L'UE sta cercando di frenare il surriscaldamento dell'industria cinese, con le tariffe sulle importazioni di veicoli elettrici introdotte nel 2024 che hanno un impatto minimo sulle vendite e la minaccia di tariffe sull'acciaio nel corso dell'anno attraverso le misure siderurgiche.
Le relazioni commerciali della Germania con la Cina sono complicate perché le aziende automobilistiche hanno una presenza produttiva significativa nel Paese. Volkswagen definisce la Cina il suo „secondo mercato domestico“ e anche BMW e Mercedes-Benz dipendono fortemente dalle vendite nel Paese per il loro successo economico.

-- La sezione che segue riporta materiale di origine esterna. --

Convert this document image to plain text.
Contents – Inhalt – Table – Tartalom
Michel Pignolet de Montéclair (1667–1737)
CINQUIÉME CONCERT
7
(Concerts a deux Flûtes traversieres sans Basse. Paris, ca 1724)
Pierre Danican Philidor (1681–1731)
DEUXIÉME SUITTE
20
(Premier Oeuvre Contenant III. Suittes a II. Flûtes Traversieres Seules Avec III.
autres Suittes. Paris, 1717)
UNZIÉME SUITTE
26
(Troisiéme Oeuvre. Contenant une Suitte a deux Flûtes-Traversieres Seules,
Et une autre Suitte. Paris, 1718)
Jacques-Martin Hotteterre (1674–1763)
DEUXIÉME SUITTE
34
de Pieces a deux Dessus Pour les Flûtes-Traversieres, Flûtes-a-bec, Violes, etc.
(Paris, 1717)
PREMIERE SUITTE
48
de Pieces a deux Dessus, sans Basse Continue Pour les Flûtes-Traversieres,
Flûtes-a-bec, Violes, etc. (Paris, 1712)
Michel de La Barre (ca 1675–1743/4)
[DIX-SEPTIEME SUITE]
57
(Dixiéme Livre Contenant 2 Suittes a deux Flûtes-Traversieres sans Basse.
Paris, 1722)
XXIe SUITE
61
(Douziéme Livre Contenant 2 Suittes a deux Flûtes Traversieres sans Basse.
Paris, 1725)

Il CEO di BMW Oliver Zipse sarà uno dei 30 rappresentanti aziendali che accompagneranno Merz nel viaggio. „Le complesse questioni globali possono essere affrontate solo insieme“, ha dichiarato Zipse alla Reuters. „Con il suo viaggio in Cina, il cancelliere sta inviando un forte segnale di dialogo e cooperazione“.“
L'UE sta cercando di ridurre i rischi e ha introdotto diverse iniziative per svincolarsi dalla Cina, che domina la fornitura di terre rare, terre rare lavorate, minerali critici e minerali critici raffinati, tra cui il litio necessario per le batterie dei veicoli elettrici e i magneti permanenti utilizzati in tutto, dalle automobili e i frigoriferi ai jet da combattimento militari.
La necessità della Germania di sostenere l'industria automobilistica, uno dei maggiori datori di lavoro del Paese, ha reso il suo approccio alle barriere contro le importazioni cinesi meno bianco e nero.
La Germania ha votato contro la decisione dell'UE di imporre tariffe sui veicoli elettrici cinesi nel 2024 e questo mese è stata risparmiata dalle tariffe UE sulle importazioni del SUV Volkswagen Cupra Tavascan di produzione cinese in cambio di impegni sul prezzo minimo del veicolo.